Part 24 (1/2)

”Very well,” she answered absently.

Josepha brought the lamp and enquired when the countess desired to have supper? Freyer took his hat to go.

”I shall eat nothing more to-night!” said the countess in a curt, impatient tone, and Josepha timidly withdrew.

Madeleine von Wildenau covered her face with both hands like a person who had been roused from a beautiful dream to bare reality.

”Alas--that there must be other people in the world, besides ourselves!” She sighed heavily, as if to take breath after the terrible fall. Freyer, hat in hand, approached her, calm and self-controlled.

Joseph Freyer, addressing Countess Wildenau, had no remembrance of what the penitent soul had just confided to the image of the Redeemer.

”Allow me to take my leave, your Highness,” he said in a gentle, but distant tone.

The countess understood the delicate modesty of this conduct. ”Did your blue gentians teach this tact? It would seem that lonely pastures, whispering hazel copses, and das.h.i.+ng mountain streams are better educators of the heart, for those who understand their mysterious language, than many of our schools.”

Freyer was silent a moment, then with eyes bent on the floor, he said: ”May I ask when your Highness intends to leave to-morrow?”

”_Must_ I go, Freyer?”

”Your Highness--”

”Here is a telegram which announces my arrival at home to-morrow. Tell me, Freyer, shall I send it?”

”How can _I_ decide--” stammered Freyer in confusion.

”I wish to know whether you--_you_, Freyer, would like to keep me here?”

”But Good Heavens, your Highness--is it seemly for me to express such a wish? Of course it will be a great pleasure to have you remain--but how could I seek to influence you in any way?”

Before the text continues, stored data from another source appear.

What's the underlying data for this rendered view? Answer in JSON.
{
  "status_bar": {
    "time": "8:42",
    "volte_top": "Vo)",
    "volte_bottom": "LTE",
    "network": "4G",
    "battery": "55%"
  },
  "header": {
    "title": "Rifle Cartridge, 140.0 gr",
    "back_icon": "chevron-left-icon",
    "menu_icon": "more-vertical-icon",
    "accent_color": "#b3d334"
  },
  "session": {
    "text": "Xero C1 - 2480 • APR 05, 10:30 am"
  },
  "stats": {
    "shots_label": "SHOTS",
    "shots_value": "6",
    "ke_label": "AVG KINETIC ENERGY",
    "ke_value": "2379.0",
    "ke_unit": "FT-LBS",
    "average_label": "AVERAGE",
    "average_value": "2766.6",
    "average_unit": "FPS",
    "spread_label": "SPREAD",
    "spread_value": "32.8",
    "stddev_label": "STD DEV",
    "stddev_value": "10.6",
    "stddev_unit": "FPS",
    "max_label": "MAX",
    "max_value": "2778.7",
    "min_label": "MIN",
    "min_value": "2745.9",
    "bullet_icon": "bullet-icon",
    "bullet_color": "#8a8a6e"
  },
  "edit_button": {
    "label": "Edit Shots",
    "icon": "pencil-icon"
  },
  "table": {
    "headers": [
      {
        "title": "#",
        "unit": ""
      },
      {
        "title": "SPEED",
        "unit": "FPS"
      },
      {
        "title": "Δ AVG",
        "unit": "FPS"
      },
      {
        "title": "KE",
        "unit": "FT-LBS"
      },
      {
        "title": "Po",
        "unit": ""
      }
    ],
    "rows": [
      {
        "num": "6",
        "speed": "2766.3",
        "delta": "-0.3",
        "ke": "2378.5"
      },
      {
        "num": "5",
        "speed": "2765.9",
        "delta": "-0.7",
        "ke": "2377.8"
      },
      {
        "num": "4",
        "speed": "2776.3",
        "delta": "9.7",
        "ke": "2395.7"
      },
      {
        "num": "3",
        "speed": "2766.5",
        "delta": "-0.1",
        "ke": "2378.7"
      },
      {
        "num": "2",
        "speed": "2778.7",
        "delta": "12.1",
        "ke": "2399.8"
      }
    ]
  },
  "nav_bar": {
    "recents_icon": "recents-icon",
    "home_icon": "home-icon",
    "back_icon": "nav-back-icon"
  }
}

”Mere phrases!” said the countess, disappointed and offended. ”Then, if it is a matter of indifference to you whether I go or stay, I will send the telegram.” She went to the table to add something.

Suddenly he stood close beside her, with a beseeching, tearful glance--and laid his hand upon the paper.

”No--do not send it.”

”Not send it?” asked Madeleine in blissful expectation. ”Not send it--then what am I to do?”

His lips moved several times, as if he could not utter the word--but at last it escaped from his closed heart, and with an indescribable smile he murmured: ”Stay!”

Ah! A low cry of exultation escaped the countess, and the telegram lay torn upon the table. Then with a trembling hand she wrote the second, which she requested him to send at once. It contained only the words: ”Am ill--cannot come!”

He was still standing at her side, and she gave it to him to read.

”Is it true?” he asked, after glancing at it, looking at her with timid, sportive reproach. ”Are you ill?”

”Yes!” she said caressingly, laying her hand, as if she felt a pang, upon her heart. ”I _am_!”

He clasped both in his own and asked softly in a tone which sent a thrill of happiness through every vein: ”How shall we _cure_ this illness?”

She felt his warm breath on her waving hair--and dared not stir.